## Basic Usage - ChromaDb

In [6]:
import chromadb

# No data is persisted
chroma_client = chromadb.Client()
collection = chroma_client.create_collection(name="new_collection")

In [8]:
collection.add(
    documents=[
        "This is a document about football",
        "This is a document about rugby"
    ],
    ids=["id1", "id2"]
)


Add of existing embedding ID: id1
Add of existing embedding ID: id2
Insert of existing embedding ID: id1
Insert of existing embedding ID: id2


In [9]:
import json

results = collection.query(
    query_texts=["This is a query document about cricket"], 
    n_results=2 
)

print(json.dumps(results, indent=4))


{
    "ids": [
        [
            "id1",
            "id2"
        ]
    ],
    "embeddings": null,
    "documents": [
        [
            "This is a document about pineapple",
            "This is a document about oranges"
        ]
    ],
    "uris": null,
    "data": null,
    "metadatas": [
        [
            null,
            null
        ]
    ],
    "distances": [
        [
            1.4212119579315186,
            1.6473313570022583
        ]
    ],
    "included": [
        "distances",
        "documents",
        "metadatas"
    ]
}


## Using Embedding Pipeline from Hugging Face Transformers

In [75]:
import chromadb
from chromadb.utils import embedding_functions

client = chromadb.Client()


In [78]:
embedding_func = embedding_functions.SentenceTransformerEmbeddingFunction(model_name="all-MiniLM-L6-v2")

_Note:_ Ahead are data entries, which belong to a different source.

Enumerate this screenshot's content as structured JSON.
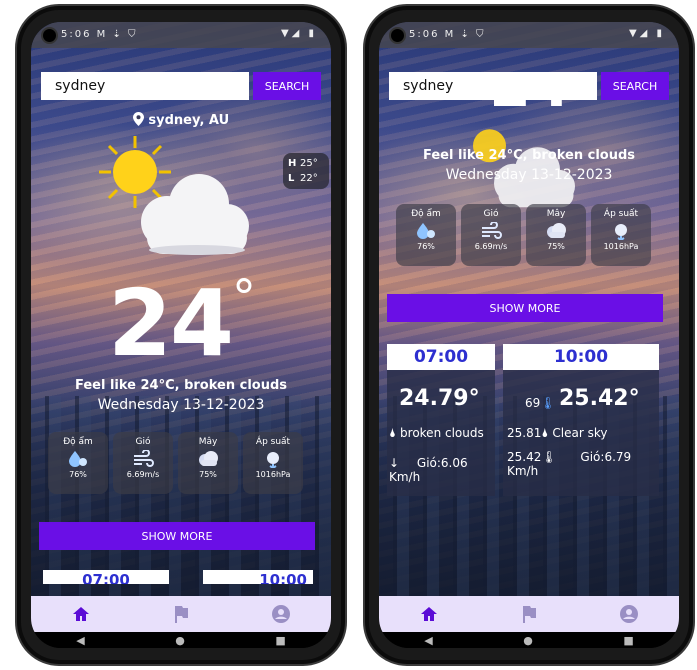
{
  "status_bar": {
    "left": "5:06 M ⇣ ⛉",
    "right": "▼◢ ▮"
  },
  "search": {
    "value": "sydney",
    "button_label": "SEARCH"
  },
  "location": {
    "label": "sydney, AU"
  },
  "highlow": {
    "h_label": "H",
    "h_value": "25°",
    "l_label": "L",
    "l_value": "22°"
  },
  "current": {
    "temp": "24",
    "unit": "°",
    "feel": "Feel like 24°C, broken clouds",
    "date": "Wednesday 13-12-2023",
    "partial_temp": "24"
  },
  "stats": [
    {
      "label": "Độ ẩm",
      "value": "76%",
      "icon": "humidity-icon"
    },
    {
      "label": "Gió",
      "value": "6.69m/s",
      "icon": "wind-icon"
    },
    {
      "label": "Mây",
      "value": "75%",
      "icon": "cloud-icon"
    },
    {
      "label": "Áp suất",
      "value": "1016hPa",
      "icon": "pressure-icon"
    }
  ],
  "show_more": "SHOW MORE",
  "forecast": [
    {
      "time": "07:00",
      "temp": "24.79°",
      "desc": "broken clouds",
      "wind": "Gió:6.06 Km/h",
      "partial_time": "07:00"
    },
    {
      "time": "10:00",
      "temp": "25.42°",
      "humidity": "69",
      "feel": "25.81",
      "desc": "Clear sky",
      "min": "25.42",
      "wind": "Gió:6.79 Km/h",
      "partial_time": "10:00"
    }
  ],
  "nav": [
    "home-icon",
    "flag-icon",
    "account-icon"
  ],
  "sysnav": [
    "◀",
    "●",
    "■"
  ],
  "colors": {
    "accent": "#6a0fe6",
    "nav_active": "#5b0cd6",
    "nav_inactive": "#9a8fc4",
    "forecast_head_text": "#2d2fd0"
  }
}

# Create or load a collection
collection_name = "text_embeddings"
collection = client.get_or_create_collection(name=collection_name, embedding_function=embedding_func, metadata={"hnsw:space": "cosine"},)

In [72]:
# Example data
documents = [
    "Machine learning models are widely used for predictions.",
    "Neural networks are inspired by the human brain.",
    "ChromaDB is a vector database for embeddings.",
    "Python is a versatile programming language.",
    "Artificial intelligence is transforming industries."
]


Device set to use mps:0


In [79]:
# Add documents to the ChromaDB collection

ids = [f"doc_{i}" for i in range(len(documents))]

collection.add(
    ids=ids,
    documents=documents
)

print(f"Added {len(documents)} documents to the ChromaDB collection.")

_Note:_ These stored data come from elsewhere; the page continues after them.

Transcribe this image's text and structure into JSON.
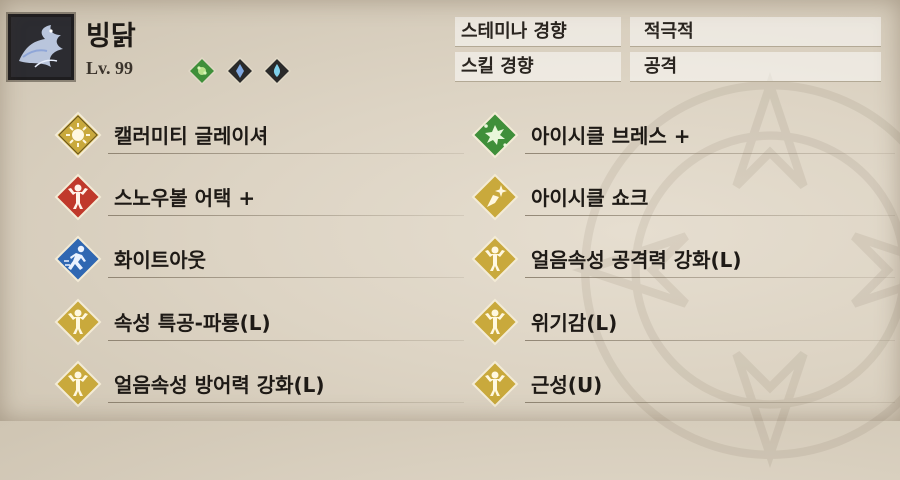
{
  "monster": {
    "name": "빙닭",
    "level": "Lv. 99",
    "portrait_icon": "ice-bird-icon",
    "elements": [
      {
        "icon": "nature-element-icon",
        "color": "#3f8f3a"
      },
      {
        "icon": "ice-element-icon",
        "color": "#2a2a2a"
      },
      {
        "icon": "water-element-icon",
        "color": "#2a2a2a"
      }
    ]
  },
  "tendencies": [
    {
      "label": "스테미나 경향",
      "value": "적극적"
    },
    {
      "label": "스킬 경향",
      "value": "공격"
    }
  ],
  "skills": [
    {
      "name": "캘러미티 글레이셔",
      "icon": "burst-star-icon",
      "color": "#c9a93c"
    },
    {
      "name": "아이시클 브레스 +",
      "icon": "splash-icon",
      "color": "#3f8f3a"
    },
    {
      "name": "스노우볼 어택 +",
      "icon": "strength-figure-icon",
      "color": "#c0392b"
    },
    {
      "name": "아이시클 쇼크",
      "icon": "sparkle-claw-icon",
      "color": "#c9a93c"
    },
    {
      "name": "화이트아웃",
      "icon": "running-figure-icon",
      "color": "#2f67b2"
    },
    {
      "name": "얼음속성 공격력 강화(L)",
      "icon": "strength-figure-icon",
      "color": "#c9a93c"
    },
    {
      "name": "속성 특공-파룡(L)",
      "icon": "strength-figure-icon",
      "color": "#c9a93c"
    },
    {
      "name": "위기감(L)",
      "icon": "strength-figure-icon",
      "color": "#c9a93c"
    },
    {
      "name": "얼음속성 방어력 강화(L)",
      "icon": "strength-figure-icon",
      "color": "#c9a93c"
    },
    {
      "name": "근성(U)",
      "icon": "strength-figure-icon",
      "color": "#c9a93c"
    }
  ]
}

Added 5 documents to the ChromaDB collection.


In [87]:
# Query ChromaDB
query = "Explain neural networks"


# Perform similarity search
results = collection.query(
    query_texts=[query],
    n_results=3
)

# Display results
print("\nQuery Results:")
for doc_id, doc, distance in zip(results['ids'][0], results['documents'][0], results['distances'][0]):
    print(f"Document ID: {doc_id}, Distance: {distance:.4f}")
    print(f"Content: {doc}\n")

# Optional: Persist database
#client.persist()``


Query Results:
Document ID: doc_1, Distance: 0.6707
Content: Neural networks are inspired by the human brain.

Document ID: doc_0, Distance: 1.2591
Content: Machine learning models are widely used for predictions.

Document ID: doc_4, Distance: 1.4476
Content: Artificial intelligence is transforming industries.